Extracellular vesicles and immune response during pregnancy: A balancing act

Abstract

The mechanisms underlying maternal tolerance of the semi- or fully-allogeneic fetus are intensely investigated. Across gestation, feto-placental antigens interact with the maternal immune system locally within the trophoblast-decidual interface and distantly through shed cells and soluble molecules that interact with maternal secondary lymphoid tissues. The discovery of extracellular vesicles (EVs) as local or systemic carriers of antigens and immune-regulatory molecules has added a new dimension to our understanding of immune modulation prior to implantation, during trophoblast invasion, and throughout the course of pregnancy. New data on immune-regulatory molecules, located on EVs or within their cargo, suggest a role for EVs in negotiating immune tolerance during gestation. Lessons from the field of transplant immunology also shed light on possible interactions between feto-placentally derived EVs and maternal lymphoid tissues. These insights illuminate a potential role for EVs in major obstetrical disorders. This review provides updated information on intensely studied, pregnancy-related EVs, their cargo molecules, and patterns of fetal-placental-maternal trafficking, highlighting potential immune pathways that might underlie immune suppression or activation in gestational health and disease. Our summary also underscores the likely need to broaden the definition of the maternal-fetal interface to systemic maternal immune tissues that might interact with circulating EVs.

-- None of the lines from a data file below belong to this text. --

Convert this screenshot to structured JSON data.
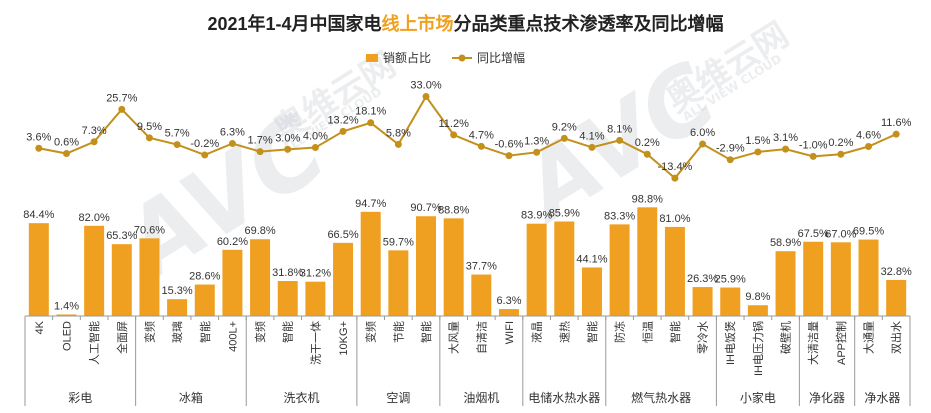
{
  "title": {
    "prefix": "2021年1-4月中国家电",
    "highlight": "线上市场",
    "suffix": "分品类重点技术渗透率及同比增幅"
  },
  "watermark": {
    "logo": "AVC",
    "cn": "奥维云网",
    "en": "ALL VIEW CLOUD"
  },
  "colors": {
    "bar": "#f0a020",
    "line": "#c4901c",
    "highlight": "#f0a020",
    "axis": "#999999"
  },
  "chart_data": {
    "type": "bar",
    "categories": [
      "4K",
      "OLED",
      "人工智能",
      "全面屏",
      "变频",
      "玻璃",
      "智能",
      "400L+",
      "变频",
      "智能",
      "洗干一体",
      "10KG+",
      "变频",
      "节能",
      "智能",
      "大风量",
      "自清洁",
      "WIFI",
      "液晶",
      "速热",
      "智能",
      "防冻",
      "恒温",
      "智能",
      "零冷水",
      "IH电饭煲",
      "IH电压力锅",
      "破壁机",
      "大清洁量",
      "APP控制",
      "大通量",
      "双出水"
    ],
    "groups": [
      {
        "name": "彩电",
        "count": 4
      },
      {
        "name": "冰箱",
        "count": 4
      },
      {
        "name": "洗衣机",
        "count": 4
      },
      {
        "name": "空调",
        "count": 3
      },
      {
        "name": "油烟机",
        "count": 3
      },
      {
        "name": "电储水热水器",
        "count": 3
      },
      {
        "name": "燃气热水器",
        "count": 4
      },
      {
        "name": "小家电",
        "count": 3
      },
      {
        "name": "净化器",
        "count": 2
      },
      {
        "name": "净水器",
        "count": 2
      }
    ],
    "series": [
      {
        "name": "销额占比",
        "type": "bar",
        "values": [
          84.4,
          1.4,
          82.0,
          65.3,
          70.6,
          15.3,
          28.6,
          60.2,
          69.8,
          31.8,
          31.2,
          66.5,
          94.7,
          59.7,
          90.7,
          88.8,
          37.7,
          6.3,
          83.9,
          85.9,
          44.1,
          83.3,
          98.8,
          81.0,
          26.3,
          25.9,
          9.8,
          58.9,
          67.5,
          67.0,
          69.5,
          32.8
        ],
        "labels": [
          "84.4%",
          "1.4%",
          "82.0%",
          "65.3%",
          "70.6%",
          "15.3%",
          "28.6%",
          "60.2%",
          "69.8%",
          "31.8%",
          "31.2%",
          "66.5%",
          "94.7%",
          "59.7%",
          "90.7%",
          "88.8%",
          "37.7%",
          "6.3%",
          "83.9%",
          "85.9%",
          "44.1%",
          "83.3%",
          "98.8%",
          "81.0%",
          "26.3%",
          "25.9%",
          "9.8%",
          "58.9%",
          "67.5%",
          "67.0%",
          "69.5%",
          "32.8%"
        ]
      },
      {
        "name": "同比增幅",
        "type": "line",
        "values": [
          3.6,
          0.6,
          7.3,
          25.7,
          9.5,
          5.7,
          -0.2,
          6.3,
          1.7,
          3.0,
          4.0,
          13.2,
          18.1,
          5.8,
          33.0,
          11.2,
          4.7,
          -0.6,
          1.3,
          9.2,
          4.1,
          8.1,
          0.2,
          -13.4,
          6.0,
          -2.9,
          1.5,
          3.1,
          -1.0,
          0.2,
          4.6,
          11.6
        ],
        "labels": [
          "3.6%",
          "0.6%",
          "7.3%",
          "25.7%",
          "9.5%",
          "5.7%",
          "-0.2%",
          "6.3%",
          "1.7%",
          "3.0%",
          "4.0%",
          "13.2%",
          "18.1%",
          "5.8%",
          "33.0%",
          "11.2%",
          "4.7%",
          "-0.6%",
          "1.3%",
          "9.2%",
          "4.1%",
          "8.1%",
          "0.2%",
          "-13.4%",
          "6.0%",
          "-2.9%",
          "1.5%",
          "3.1%",
          "-1.0%",
          "0.2%",
          "4.6%",
          "11.6%"
        ]
      }
    ],
    "ylim_bar": [
      0,
      100
    ],
    "ylim_line": [
      -15,
      35
    ],
    "legend_position": "top-center",
    "grid": false
  }
}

Keywords: extracellular vesicles; gestational immunology; pregnancy; tolerance.

Figure 1:. Fetal-placental-maternal trafficking of EVs with potential immune functions in vivo.

The red arrows depict suggested feto-placental trafficking to the maternal decidua and uterine tissues, blood, secondary lymphoid tissues (uterus-draining lymph nodes, spleen), systemic endothelial cells, and distant organs. The blue arrows depict suggested trafficking routes of maternal EVs to feto-placental tissues. The inset depicts the routes of potential bi-directional EV passage at the maternal-placental-fetal interface.

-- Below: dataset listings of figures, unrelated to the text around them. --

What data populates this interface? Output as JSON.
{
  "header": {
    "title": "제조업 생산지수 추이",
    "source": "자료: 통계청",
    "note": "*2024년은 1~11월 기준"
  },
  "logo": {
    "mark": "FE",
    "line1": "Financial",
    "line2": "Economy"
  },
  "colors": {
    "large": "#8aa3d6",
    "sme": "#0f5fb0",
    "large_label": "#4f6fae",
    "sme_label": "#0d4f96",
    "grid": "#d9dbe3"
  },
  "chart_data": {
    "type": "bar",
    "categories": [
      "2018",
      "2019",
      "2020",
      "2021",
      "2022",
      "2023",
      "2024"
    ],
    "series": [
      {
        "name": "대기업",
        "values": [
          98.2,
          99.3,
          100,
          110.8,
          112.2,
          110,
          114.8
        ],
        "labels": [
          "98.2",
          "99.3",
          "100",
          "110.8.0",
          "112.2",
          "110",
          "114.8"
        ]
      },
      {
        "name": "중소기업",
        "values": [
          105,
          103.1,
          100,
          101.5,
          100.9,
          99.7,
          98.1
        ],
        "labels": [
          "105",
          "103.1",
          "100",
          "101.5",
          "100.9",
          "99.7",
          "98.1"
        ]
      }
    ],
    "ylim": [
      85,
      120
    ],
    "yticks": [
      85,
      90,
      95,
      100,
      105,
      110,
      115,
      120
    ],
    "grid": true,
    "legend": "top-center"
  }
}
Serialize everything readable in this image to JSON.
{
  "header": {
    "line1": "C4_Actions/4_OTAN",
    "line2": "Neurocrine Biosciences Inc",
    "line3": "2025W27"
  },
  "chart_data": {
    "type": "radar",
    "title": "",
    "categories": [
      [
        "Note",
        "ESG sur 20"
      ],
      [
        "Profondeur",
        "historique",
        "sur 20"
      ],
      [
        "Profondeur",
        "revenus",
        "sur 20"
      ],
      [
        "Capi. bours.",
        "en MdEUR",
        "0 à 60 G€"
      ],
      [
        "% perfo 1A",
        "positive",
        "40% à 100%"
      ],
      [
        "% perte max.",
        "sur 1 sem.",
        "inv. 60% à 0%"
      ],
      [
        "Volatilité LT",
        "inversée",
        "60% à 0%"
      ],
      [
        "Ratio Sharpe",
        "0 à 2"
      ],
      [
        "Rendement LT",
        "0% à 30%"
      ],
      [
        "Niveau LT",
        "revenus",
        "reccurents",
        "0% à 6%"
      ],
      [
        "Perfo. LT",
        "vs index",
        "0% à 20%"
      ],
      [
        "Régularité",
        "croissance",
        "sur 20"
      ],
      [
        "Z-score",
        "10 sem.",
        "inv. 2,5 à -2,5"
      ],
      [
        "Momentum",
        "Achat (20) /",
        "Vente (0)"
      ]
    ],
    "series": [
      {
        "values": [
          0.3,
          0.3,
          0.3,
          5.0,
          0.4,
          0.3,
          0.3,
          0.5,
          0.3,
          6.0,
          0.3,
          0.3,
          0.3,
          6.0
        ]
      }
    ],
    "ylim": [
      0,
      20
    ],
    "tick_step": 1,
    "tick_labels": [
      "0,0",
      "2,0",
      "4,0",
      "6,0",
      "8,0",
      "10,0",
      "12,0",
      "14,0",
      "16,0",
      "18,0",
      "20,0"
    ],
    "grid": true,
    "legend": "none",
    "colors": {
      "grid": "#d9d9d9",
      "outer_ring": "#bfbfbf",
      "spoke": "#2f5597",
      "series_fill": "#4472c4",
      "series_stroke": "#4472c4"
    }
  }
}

Figure 2:. Potential interactions between feto-placental EVs and maternal decidual leukocytes secondary lymphoid tissues.

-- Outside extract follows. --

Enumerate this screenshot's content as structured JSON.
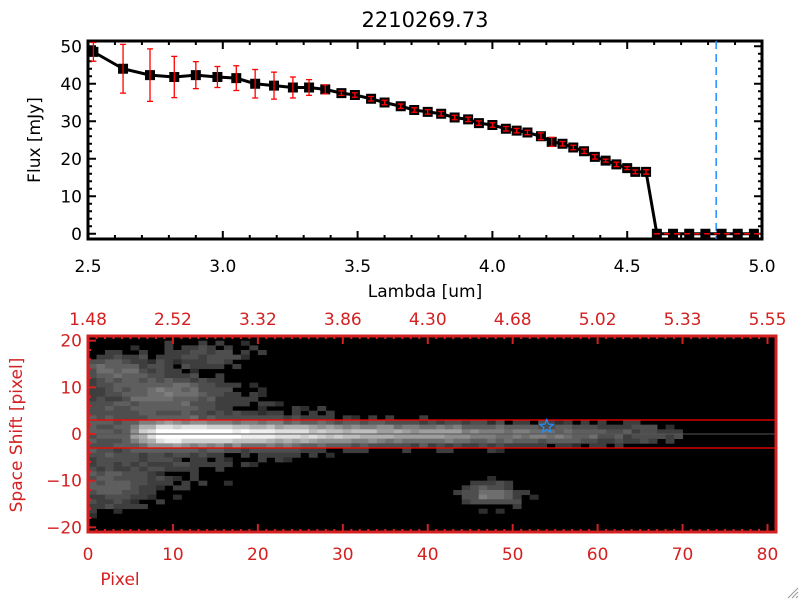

Fetal tissues are noted in red shades, and maternal tissues in blue shades. The figure bottom compares mechanisms of allorecognition in the field of transplantation (gray shaded area) vs pregnancy, highlighting current knowledge. In mouse gestation, DCs develop relatively late, and a fairly low number of maternal leukocytes traffic to the fetal tissues. Thus, maternal T cells are unable to recognize allo-MHC molecules on fetal DCs mobilized to the mother’s SLTs (via the direct allorecognition pathway). Furthermore, because trophoblastic EVs do not express classic (highly polymorphic) MHC molecules on their surface, they are not recognized by directly alloreactive T cells on the surface of maternal APCs, when cross-dressed with the EVs (via the semi-direct allorecognition pathway, gray shaded area). Instead, feto-placental EVs may interact with maternal decidual uNK cells, macrophages, T cells, blood vessel cells, and decidual stromal cells, or traffic through peripheral blood or lymph to the maternal SLTs (spleen, uterus-draining lymph nodes), where the EVs are internalized and processed by maternal APCs (bottom blue shaded area.) In mice, fetus-derived antigenic peptides are presented within maternal MHC molecules by maternal APCs (likely conventional DCs) to T cells via the canonical pathway (also known, in transplantation, as the indirect pathway.) Feto-placental EVs could also be presented to maternal B cells by subcapsular sinus (SCS) macrophages in lymph nodes (or analogue macrophages in the spleen) of by follicular DCs located deep in B cell follicles.